Here’s the FFmpeg conversion recipe I used:
ffmpeg -f rawvideo -pix_fmt rgb555 -s 288x144 -i raw_file -y output.png
So that covers the files that are suspected to be 288×144 in dimension. But what about other file sizes? My brute force approach was to try all possible dimensions that would yield a particular file size. The Python code for performing this operation is listed at the end of this post.
It’s interesting to view the progression as the script compresses to different sizes:
That ‘D’ is supposed to be red. So right away, we see that rgb555(le) is not the correct input format. Annoyingly, FFmpeg cannot handle rgb5[5|6]5be as a raw input format. But this little project worked well enough as a proof of concept.
If you want to toy around with these files (and I know you do), I have uploaded a selection at: http://multimedia.cx/dg2/.
Here is my quick Python script for converting one of these files to every acceptable resolution.
work-out-resolution.py:
Well, rgb555be/rgb565be you can get by just running on your PowerPC hardware… Also adding support for it really shouldn’t be hard, it just needs an additional swap at some point.
Lastly, I think I mentioned it already, but I always find gimp quite useful for this kind of thing. Its raw opening method has a real-time preview while you adjust width, height and offset. I just think it supports too few input formats.
Heh, misleading title! Dimensional analysis is actually an engineering trick to work out the equations for a physical system.
@Timmm: Yep. I went for wit over accuracy this time. :-)
I’m going to guess that the pixel format is really bgr555be. Most of the non-zero data is close to 0x8014. If you say it’s red, that would mean the red data is in bits 0-4. The highest bit is probably alpha.
hint: there are more effective algorithms to factorize a number (not that it mattered in this case)
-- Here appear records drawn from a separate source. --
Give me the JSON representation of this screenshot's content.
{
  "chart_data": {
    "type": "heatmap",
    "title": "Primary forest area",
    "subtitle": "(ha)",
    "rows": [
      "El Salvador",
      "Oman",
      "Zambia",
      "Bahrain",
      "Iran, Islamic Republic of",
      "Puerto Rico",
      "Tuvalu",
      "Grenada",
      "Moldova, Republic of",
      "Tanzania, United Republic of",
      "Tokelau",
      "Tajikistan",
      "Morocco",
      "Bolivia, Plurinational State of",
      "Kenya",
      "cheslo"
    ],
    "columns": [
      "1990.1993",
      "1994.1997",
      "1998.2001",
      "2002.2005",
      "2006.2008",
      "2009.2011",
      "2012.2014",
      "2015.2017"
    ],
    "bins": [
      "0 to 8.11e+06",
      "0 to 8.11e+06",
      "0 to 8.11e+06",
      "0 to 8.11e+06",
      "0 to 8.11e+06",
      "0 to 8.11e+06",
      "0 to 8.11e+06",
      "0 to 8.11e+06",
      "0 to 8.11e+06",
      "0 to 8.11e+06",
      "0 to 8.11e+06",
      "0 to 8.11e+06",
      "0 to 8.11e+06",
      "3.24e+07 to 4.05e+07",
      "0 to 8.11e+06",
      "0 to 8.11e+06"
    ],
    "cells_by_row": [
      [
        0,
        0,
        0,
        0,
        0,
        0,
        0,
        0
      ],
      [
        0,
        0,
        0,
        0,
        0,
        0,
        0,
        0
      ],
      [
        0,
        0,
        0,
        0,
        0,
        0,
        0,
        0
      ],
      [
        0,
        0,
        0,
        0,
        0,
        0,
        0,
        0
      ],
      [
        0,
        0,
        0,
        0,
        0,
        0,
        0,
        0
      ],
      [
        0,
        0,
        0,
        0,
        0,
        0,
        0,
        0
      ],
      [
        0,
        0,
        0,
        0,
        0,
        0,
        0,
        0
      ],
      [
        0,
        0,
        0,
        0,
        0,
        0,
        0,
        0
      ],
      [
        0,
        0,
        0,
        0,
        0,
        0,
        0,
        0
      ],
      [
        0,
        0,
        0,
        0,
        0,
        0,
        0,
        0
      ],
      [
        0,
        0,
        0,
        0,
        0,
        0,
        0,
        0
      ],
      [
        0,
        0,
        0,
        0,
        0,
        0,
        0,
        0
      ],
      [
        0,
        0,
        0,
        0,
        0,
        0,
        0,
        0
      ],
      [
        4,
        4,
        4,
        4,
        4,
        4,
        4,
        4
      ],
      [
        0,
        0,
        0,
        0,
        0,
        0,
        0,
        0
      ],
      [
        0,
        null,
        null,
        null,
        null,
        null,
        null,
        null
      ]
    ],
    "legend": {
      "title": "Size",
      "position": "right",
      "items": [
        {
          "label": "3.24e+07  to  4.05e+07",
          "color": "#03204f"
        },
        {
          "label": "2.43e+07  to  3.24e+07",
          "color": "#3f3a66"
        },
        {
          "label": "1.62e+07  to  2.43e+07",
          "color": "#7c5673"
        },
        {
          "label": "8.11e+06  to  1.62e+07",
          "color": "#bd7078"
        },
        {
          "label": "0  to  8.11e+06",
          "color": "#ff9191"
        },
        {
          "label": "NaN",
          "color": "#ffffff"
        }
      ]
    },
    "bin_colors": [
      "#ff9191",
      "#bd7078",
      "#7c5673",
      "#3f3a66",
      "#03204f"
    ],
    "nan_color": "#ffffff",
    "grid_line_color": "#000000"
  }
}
@someone: Hence, “brute force.” :-)
@someone: if you want to complain about efficiency, doing the filesize & 1 == 0 check inside the loop would be more obvious thing…
Although I suspect it was supposed to be i & 1 == 0…
Also the task here is not factorization but enumerating all fractions, and at least I can’t tell right now if the worst case number of fractions is below O(sqrt(n)) – if not above algorithm would even be optimal…
@Reimar: Indeed, after I copy and pasted the code into the blog post, I couldn’t understand why I wrote “filesize & 1 == 0″. But it was working so I left it.
rgba4444 is another possibility.
@n: From what I’ve worked with, Saturn games use bgr555be as their pixel format and in this case it’s true too (see my earlier comment).
I wrote up a quick tool to convert some of the files to BMP, based on the file size. It works for all the samples given (and it should work for a 288×144 file, but there weren’t any samples of that). Correct color even! :)
It can be found here: http://code.google.com/p/clone2727-tools/source/browse/trunk/dg22bmp.cpp
@clone2727: Nice hustle. :-)
Mike: You may try numpy and PIL for playing with image data. With numpy you can use fast slices, bitmasks and shifting to separate the channels and then make a PIL image with numpy arrays converted to uint8 to binary strings.